Hi,
There is something that I do’nt understand about the implementation of the yolo_non_max_suppression()
function in course 4, week 3’s first programming assignment.
This function takes as input the output from yolo_filter_boxes()
, i.e., three tensors that represent all boxes that remain after the box-score filtering that happens in yolo_filter_boxes()
:
-
boxes
: a tensor of shape (n
, 4) containing the box coordinates -
scores
: a tensor of shape (n
,), containing the class probability scores -
classes
: a tensor of shape (n
,), containing the class indices
So here we have all the boxes that pass the filtering threshold, as well as their scores and the classes they belong to.
Now, here is what I don’t understand. If this information is passed to yolo_non_max_suppression()
, how is the NMS algorithm going to distinguish between boxes belonging to different classes?
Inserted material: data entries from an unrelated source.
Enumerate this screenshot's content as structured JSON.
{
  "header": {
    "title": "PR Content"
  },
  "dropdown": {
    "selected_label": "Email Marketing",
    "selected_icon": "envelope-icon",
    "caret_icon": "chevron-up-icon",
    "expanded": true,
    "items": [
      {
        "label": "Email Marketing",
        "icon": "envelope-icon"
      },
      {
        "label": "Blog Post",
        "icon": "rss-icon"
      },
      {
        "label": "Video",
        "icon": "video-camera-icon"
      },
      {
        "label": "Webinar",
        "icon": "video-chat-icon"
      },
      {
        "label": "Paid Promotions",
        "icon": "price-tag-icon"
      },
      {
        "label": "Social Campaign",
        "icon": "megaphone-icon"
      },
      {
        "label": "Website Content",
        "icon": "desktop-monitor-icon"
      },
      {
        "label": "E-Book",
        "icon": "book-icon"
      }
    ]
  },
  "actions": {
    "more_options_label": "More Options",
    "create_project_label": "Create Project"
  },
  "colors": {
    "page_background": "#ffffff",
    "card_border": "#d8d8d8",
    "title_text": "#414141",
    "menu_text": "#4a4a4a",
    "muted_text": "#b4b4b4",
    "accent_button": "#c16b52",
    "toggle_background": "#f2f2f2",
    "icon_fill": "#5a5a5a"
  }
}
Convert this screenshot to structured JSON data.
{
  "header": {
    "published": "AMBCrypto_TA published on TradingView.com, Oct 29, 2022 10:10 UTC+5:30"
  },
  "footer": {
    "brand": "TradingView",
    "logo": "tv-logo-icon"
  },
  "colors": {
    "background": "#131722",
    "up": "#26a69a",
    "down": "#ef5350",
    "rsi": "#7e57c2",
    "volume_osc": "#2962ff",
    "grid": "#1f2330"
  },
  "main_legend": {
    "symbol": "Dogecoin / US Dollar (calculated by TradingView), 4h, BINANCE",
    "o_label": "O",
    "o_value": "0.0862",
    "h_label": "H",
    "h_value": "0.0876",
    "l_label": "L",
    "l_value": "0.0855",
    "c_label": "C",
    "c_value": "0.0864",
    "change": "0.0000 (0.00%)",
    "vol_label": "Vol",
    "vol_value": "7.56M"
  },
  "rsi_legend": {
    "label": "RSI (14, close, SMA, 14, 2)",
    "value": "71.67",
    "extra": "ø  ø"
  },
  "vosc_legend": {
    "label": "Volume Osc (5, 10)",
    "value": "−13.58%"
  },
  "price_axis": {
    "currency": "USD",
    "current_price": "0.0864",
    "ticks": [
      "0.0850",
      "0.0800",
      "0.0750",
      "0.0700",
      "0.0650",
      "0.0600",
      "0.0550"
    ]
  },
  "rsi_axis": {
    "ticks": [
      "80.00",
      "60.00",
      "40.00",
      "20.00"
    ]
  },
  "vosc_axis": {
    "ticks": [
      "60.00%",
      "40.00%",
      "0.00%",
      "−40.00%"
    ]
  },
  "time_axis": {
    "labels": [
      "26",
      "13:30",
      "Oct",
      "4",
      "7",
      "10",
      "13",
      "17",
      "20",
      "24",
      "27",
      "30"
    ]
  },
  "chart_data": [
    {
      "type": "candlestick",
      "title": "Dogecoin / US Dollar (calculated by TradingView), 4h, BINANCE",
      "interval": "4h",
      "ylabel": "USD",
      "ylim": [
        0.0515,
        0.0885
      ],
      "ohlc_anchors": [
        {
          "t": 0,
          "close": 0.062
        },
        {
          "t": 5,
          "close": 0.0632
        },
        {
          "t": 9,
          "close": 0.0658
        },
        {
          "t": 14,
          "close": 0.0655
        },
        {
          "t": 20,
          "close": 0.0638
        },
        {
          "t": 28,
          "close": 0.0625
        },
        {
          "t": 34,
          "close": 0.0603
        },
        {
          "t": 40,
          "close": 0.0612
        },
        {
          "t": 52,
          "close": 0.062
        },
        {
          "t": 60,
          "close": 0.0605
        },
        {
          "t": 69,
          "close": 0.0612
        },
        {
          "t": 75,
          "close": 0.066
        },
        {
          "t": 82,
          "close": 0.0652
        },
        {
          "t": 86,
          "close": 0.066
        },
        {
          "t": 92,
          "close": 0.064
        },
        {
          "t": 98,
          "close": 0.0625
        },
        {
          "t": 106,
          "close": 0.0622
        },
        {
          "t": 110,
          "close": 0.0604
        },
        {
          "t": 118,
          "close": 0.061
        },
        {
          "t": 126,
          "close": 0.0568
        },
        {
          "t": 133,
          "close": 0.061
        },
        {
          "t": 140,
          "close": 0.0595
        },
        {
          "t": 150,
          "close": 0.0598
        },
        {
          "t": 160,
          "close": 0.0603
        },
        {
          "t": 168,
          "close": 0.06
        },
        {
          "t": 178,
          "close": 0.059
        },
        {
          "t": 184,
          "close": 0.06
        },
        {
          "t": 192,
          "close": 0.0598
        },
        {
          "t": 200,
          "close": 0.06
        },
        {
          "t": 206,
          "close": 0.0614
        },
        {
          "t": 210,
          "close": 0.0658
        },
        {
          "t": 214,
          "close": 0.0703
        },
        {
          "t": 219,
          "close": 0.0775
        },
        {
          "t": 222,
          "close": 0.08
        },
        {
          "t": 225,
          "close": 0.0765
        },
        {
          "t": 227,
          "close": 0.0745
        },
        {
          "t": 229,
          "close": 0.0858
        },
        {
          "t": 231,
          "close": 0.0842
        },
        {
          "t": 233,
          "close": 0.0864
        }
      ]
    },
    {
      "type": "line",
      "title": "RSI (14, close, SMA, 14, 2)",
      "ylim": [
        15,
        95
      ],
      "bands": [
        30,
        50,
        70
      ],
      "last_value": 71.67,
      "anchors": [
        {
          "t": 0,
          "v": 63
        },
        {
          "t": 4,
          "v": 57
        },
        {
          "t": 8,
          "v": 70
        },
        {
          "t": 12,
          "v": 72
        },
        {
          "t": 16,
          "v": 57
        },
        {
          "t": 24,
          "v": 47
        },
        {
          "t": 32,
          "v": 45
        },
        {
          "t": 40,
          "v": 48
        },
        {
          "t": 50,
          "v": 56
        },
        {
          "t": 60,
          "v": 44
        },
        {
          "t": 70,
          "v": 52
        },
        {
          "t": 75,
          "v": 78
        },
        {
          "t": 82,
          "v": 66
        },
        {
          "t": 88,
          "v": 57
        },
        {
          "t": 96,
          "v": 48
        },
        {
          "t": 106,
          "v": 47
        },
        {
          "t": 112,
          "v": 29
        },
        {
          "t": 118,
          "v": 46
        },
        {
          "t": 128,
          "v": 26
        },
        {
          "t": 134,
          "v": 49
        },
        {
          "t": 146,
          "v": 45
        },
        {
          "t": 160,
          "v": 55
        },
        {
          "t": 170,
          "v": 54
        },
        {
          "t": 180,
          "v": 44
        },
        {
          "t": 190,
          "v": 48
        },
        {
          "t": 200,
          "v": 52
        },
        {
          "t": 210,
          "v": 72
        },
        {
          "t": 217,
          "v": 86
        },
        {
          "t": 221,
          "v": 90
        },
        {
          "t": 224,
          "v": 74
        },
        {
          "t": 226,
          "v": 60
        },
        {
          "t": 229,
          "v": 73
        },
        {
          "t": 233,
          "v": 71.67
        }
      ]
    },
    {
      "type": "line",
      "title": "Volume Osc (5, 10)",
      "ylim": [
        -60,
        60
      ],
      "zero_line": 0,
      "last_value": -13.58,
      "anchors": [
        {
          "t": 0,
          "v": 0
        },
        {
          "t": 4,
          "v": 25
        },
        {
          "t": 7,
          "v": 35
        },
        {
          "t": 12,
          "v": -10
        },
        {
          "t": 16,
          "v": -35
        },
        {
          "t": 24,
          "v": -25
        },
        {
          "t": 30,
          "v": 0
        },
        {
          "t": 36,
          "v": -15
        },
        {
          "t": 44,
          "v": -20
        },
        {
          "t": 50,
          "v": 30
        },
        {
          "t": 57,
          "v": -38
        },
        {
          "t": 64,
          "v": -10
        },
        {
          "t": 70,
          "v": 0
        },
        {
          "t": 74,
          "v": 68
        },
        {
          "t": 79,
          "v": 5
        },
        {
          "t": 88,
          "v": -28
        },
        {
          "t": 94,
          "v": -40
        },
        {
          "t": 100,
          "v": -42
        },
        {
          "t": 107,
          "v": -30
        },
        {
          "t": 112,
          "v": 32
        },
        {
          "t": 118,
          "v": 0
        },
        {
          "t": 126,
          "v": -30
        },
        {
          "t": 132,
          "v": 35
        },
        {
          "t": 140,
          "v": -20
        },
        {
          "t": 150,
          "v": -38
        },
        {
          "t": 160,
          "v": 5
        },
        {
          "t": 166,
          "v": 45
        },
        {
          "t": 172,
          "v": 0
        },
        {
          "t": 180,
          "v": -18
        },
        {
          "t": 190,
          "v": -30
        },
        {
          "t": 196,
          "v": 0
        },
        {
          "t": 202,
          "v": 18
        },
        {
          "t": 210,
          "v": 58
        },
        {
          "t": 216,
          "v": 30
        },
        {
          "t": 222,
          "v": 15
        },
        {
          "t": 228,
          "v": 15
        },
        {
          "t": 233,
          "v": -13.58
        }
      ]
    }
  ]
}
I understand how the elimination works if there is only one class to detect, but what if there are multiple, as is the case here? In the lecture videos, Andrew says that in the case of multiple classes, you have to independently carry out NMS one time on each of the classes - which makes sense. So I assume one would run NMS as many times as there are classes, each time applying it to the boxes of one class only. We have the classes
tensor, so we have the class information for the boxes.
However, I don’t see how tf.image.non_max_suppression()
does this. It does not take any class information as input, and I don’t see how it would manage to ‘ignore’ boxes for different classes that have a high IoU.
An example to make it extra clear: suppose we have two boxes, both belonging to the same class, and with a very high IoU. In this case, the lower-score box is removed. But if these two boxes would not belong to the same class, they should both be kept (as I understand it, this situation should not even be considered by the NMS algorithm). How is this achieved?
I hope I made myself clear - any insights are greatly appreciated!